We caution policy-makers against drawing firm conclusions from analysis that solely relies on either one of these identification assumption (parallel trends or conditional on lagged outcomes), in settings where there is not definitive evidence that either of the identification assumptions is supported for all the endpoints of interest (as per the BPT example). In many settings, the available evidence may not provide strong support for either of these assumptions, and so our general recommendation is that the base case analysis should present results from the method(s) that uses the ‘most plausible’ identification assumption, but then the sensitivity analysis should present findings from method(s) that make alternative, but still ‘somewhat plausible’, identification assumptions. In the absence of a strong justification for either identification assumption, we recommend reporting results under alternative assumptions and acknowledging that they do not offer a strong basis for causal inference.

This paper has the following limitations. First, each of the methods considered assumes that any idiosyncratic shocks following the introduction of the intervention have the same expected effect on outcomes for the treated and control groups. Second, in the interests of simplicity and transparency, the data generating process in the simulation study assumed that the observed and unobserved covariates all have a linear additive effect on the outcome. It is important to note that even when their respective identification assumptions hold, if the functional form assumptions underlying the estimators are violated then each of these methods can lead to biased estimates.

The relative performance of matching may improve with a less restrictive DGP. Finally, it was not feasible to consider the full range of modelling approaches available.
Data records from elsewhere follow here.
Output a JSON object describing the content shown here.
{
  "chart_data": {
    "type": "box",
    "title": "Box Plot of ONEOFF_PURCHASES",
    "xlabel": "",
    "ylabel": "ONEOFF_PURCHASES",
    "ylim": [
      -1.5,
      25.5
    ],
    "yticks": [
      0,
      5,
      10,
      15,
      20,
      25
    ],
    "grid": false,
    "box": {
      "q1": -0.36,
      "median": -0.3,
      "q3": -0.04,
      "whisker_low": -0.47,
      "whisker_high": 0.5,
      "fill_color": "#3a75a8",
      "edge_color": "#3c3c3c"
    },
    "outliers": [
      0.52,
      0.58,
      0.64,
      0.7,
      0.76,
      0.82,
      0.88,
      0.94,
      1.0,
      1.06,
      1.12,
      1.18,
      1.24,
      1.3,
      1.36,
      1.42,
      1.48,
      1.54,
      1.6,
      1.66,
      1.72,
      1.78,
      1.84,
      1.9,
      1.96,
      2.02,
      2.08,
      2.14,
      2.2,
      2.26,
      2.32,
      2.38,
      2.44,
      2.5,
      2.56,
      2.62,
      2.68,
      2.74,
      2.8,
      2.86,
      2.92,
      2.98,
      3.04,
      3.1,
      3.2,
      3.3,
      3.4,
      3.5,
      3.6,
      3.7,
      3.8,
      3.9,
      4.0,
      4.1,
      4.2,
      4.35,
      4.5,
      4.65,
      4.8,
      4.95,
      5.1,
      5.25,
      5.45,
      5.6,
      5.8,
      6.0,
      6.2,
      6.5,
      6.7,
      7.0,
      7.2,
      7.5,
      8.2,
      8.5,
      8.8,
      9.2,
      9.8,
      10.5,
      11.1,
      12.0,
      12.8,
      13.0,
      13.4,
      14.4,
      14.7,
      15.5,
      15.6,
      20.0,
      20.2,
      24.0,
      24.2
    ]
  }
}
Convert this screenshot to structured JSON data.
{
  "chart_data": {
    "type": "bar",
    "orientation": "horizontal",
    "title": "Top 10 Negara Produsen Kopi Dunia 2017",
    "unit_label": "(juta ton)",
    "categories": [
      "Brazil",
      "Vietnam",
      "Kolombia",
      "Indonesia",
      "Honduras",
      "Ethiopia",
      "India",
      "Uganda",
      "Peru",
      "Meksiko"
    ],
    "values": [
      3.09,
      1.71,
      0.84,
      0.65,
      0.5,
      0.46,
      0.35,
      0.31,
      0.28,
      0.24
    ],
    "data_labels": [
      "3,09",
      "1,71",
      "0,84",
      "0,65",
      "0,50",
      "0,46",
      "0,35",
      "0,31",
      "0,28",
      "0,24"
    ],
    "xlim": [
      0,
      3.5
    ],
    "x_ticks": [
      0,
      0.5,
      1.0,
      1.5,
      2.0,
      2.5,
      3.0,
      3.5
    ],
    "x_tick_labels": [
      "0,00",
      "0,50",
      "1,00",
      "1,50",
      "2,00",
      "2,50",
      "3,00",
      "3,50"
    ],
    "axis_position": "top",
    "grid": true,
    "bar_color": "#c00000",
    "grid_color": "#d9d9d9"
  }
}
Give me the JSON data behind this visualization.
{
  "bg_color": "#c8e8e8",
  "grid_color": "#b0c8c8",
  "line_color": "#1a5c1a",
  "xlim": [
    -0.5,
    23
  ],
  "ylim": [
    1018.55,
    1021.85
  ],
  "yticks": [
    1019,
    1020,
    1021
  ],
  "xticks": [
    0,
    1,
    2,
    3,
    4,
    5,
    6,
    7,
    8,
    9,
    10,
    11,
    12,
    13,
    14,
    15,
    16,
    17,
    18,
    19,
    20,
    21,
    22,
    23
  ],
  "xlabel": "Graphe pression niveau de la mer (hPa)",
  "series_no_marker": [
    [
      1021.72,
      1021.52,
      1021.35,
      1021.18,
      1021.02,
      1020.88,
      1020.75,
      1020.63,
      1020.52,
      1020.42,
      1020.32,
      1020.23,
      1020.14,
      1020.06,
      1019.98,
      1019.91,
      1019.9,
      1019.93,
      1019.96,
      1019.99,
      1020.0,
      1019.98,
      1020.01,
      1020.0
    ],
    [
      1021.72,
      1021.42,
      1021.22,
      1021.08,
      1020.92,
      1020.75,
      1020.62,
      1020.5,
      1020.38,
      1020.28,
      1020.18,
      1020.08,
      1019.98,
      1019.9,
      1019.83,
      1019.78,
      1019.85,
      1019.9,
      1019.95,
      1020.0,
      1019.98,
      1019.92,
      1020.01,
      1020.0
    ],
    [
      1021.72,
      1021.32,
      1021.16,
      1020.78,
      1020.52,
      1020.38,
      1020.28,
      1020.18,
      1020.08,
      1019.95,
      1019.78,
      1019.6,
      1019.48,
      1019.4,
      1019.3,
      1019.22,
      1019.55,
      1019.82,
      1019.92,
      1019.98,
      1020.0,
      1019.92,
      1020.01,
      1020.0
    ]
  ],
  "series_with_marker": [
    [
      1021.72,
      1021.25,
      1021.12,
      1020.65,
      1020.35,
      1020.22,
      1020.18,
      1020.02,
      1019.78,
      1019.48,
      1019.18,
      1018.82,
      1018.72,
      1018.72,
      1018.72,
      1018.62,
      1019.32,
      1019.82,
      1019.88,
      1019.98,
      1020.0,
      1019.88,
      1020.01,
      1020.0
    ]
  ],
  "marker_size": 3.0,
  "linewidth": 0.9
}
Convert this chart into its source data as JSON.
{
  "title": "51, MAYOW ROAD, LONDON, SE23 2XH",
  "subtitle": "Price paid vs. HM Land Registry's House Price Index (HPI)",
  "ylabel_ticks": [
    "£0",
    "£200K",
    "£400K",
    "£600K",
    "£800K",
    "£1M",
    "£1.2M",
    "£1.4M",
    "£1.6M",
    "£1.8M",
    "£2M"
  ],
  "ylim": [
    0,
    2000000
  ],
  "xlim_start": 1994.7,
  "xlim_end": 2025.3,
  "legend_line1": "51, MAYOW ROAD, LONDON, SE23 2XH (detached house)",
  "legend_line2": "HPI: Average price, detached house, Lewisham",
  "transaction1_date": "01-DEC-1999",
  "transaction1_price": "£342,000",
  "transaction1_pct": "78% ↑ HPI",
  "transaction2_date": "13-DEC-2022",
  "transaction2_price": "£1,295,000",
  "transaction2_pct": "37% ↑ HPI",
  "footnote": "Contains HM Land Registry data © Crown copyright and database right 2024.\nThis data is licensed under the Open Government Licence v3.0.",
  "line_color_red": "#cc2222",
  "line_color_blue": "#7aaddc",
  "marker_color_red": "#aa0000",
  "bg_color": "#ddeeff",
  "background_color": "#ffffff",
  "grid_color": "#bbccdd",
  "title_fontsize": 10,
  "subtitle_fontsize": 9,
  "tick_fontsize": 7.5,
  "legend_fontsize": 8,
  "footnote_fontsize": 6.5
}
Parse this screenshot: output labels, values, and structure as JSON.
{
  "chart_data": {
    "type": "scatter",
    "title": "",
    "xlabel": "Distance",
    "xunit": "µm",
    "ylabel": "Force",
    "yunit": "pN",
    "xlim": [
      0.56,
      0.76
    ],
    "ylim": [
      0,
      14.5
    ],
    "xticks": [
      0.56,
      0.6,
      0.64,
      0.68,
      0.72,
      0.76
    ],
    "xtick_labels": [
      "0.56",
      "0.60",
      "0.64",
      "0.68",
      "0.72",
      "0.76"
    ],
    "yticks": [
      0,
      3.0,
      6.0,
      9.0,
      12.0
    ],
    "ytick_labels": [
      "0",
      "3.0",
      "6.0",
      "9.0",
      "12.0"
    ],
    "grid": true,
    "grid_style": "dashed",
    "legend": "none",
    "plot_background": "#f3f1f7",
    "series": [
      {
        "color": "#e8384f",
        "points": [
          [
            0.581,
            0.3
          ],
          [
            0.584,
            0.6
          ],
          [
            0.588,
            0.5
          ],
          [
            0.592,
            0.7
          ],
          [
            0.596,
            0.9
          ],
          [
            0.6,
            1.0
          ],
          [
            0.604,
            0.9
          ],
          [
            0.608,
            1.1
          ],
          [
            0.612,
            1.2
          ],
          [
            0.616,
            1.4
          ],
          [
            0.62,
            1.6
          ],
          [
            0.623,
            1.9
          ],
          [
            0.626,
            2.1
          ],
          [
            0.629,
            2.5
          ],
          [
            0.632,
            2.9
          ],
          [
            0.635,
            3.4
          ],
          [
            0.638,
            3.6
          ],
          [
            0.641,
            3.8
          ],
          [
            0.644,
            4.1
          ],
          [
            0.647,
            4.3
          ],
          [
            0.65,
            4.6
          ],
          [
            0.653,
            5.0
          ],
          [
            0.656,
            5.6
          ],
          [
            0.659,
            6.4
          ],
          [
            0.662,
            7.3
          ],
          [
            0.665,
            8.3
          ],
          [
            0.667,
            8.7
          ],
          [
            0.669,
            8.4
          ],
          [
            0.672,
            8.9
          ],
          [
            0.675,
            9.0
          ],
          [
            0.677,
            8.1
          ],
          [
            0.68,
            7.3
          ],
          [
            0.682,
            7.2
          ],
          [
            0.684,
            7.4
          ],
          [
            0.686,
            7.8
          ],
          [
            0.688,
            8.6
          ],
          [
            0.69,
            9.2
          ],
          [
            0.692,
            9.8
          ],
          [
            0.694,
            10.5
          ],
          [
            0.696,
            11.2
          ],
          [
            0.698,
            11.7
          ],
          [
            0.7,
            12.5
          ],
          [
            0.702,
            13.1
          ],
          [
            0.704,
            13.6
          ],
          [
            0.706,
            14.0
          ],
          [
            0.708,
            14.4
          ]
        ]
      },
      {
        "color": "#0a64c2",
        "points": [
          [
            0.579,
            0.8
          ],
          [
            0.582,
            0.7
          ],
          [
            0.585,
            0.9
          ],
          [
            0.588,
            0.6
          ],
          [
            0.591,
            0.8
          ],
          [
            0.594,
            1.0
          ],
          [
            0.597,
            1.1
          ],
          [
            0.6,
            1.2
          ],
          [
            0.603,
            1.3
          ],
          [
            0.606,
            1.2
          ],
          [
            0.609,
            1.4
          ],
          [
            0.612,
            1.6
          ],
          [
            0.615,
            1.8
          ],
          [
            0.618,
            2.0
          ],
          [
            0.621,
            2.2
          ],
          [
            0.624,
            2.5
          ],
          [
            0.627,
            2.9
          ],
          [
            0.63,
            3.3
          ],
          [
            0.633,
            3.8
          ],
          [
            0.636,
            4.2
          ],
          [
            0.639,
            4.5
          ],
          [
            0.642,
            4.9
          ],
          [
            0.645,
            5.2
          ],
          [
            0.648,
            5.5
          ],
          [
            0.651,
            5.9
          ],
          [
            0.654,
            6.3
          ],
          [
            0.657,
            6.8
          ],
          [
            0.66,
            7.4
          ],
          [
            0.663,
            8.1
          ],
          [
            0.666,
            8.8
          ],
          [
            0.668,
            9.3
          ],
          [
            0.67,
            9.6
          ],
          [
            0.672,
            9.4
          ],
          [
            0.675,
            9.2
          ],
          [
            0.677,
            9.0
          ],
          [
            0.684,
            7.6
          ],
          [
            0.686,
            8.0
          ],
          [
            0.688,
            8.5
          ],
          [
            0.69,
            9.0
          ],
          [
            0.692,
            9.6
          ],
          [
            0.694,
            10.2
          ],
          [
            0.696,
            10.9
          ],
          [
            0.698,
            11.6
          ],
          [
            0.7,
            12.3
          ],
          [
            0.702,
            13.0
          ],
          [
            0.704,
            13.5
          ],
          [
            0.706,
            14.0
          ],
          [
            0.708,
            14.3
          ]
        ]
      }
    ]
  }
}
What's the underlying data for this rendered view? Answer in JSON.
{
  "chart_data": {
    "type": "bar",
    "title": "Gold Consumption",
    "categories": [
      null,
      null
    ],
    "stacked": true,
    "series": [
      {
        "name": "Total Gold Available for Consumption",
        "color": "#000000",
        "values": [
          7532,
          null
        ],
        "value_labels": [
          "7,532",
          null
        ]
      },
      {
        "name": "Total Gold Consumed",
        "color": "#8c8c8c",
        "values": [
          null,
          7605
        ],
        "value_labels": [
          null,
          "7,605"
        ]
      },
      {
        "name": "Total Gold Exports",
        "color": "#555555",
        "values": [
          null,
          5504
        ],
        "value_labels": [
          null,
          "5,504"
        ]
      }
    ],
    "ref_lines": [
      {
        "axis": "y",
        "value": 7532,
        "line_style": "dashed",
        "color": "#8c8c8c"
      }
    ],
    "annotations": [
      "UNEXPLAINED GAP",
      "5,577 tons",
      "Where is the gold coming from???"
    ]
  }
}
While the inclusion of unit specific trends in a DiD model (Bell et al. 1999; Wagstaff and Moreno-Serra 2009) may perform well when the trends are readily apparent from the data, correctly specifying unit specific trends may prove challenging. Particularly in small samples, where the outcome is noisy, or data are only available for a limited number of pre-treatment periods, this may lead to over-fitting and hence introduce bias.

A further limitation of this work is that we restrict our attention to two alternative identifying assumptions. Other approaches, relying on alternative identifying assumptions may also warrant consideration in contexts beyond those considered in this paper. For instance marginal structural models (MSMs), which typically assume independence conditional on included covariates, and rely on the correct specification of the treatment assignment mechanism (the propensity score) for inverse probability weighting (Cole and Hernán 2008), have proven useful in contexts where treatment receipt changes over time.

This paper provokes several areas for further research. First, the DGP could be extended to consider a broader range of scenarios including imbalances in higher moments of the covariate distributions, and non-linear effects of observed and unobserved confounders on the outcome. Such scenarios are likely to reveal improved performance by the multivariate matching approach which can reduce imbalance in moments of the distribution beyond the mean and would be less sensitive to functional form misspecification (Ho et al. 2007). Second, the LDV model could be estimated with more flexible regression methods, such as the lasso to penalise over-fitting (Tibshirani 1996), potentially combined with nonlinear terms. Third, the recently proposed generalised synthetic control method (Xu 2015), which uses linear interactive fixed effect models to impute the potential outcomes under control, warrants further consideration.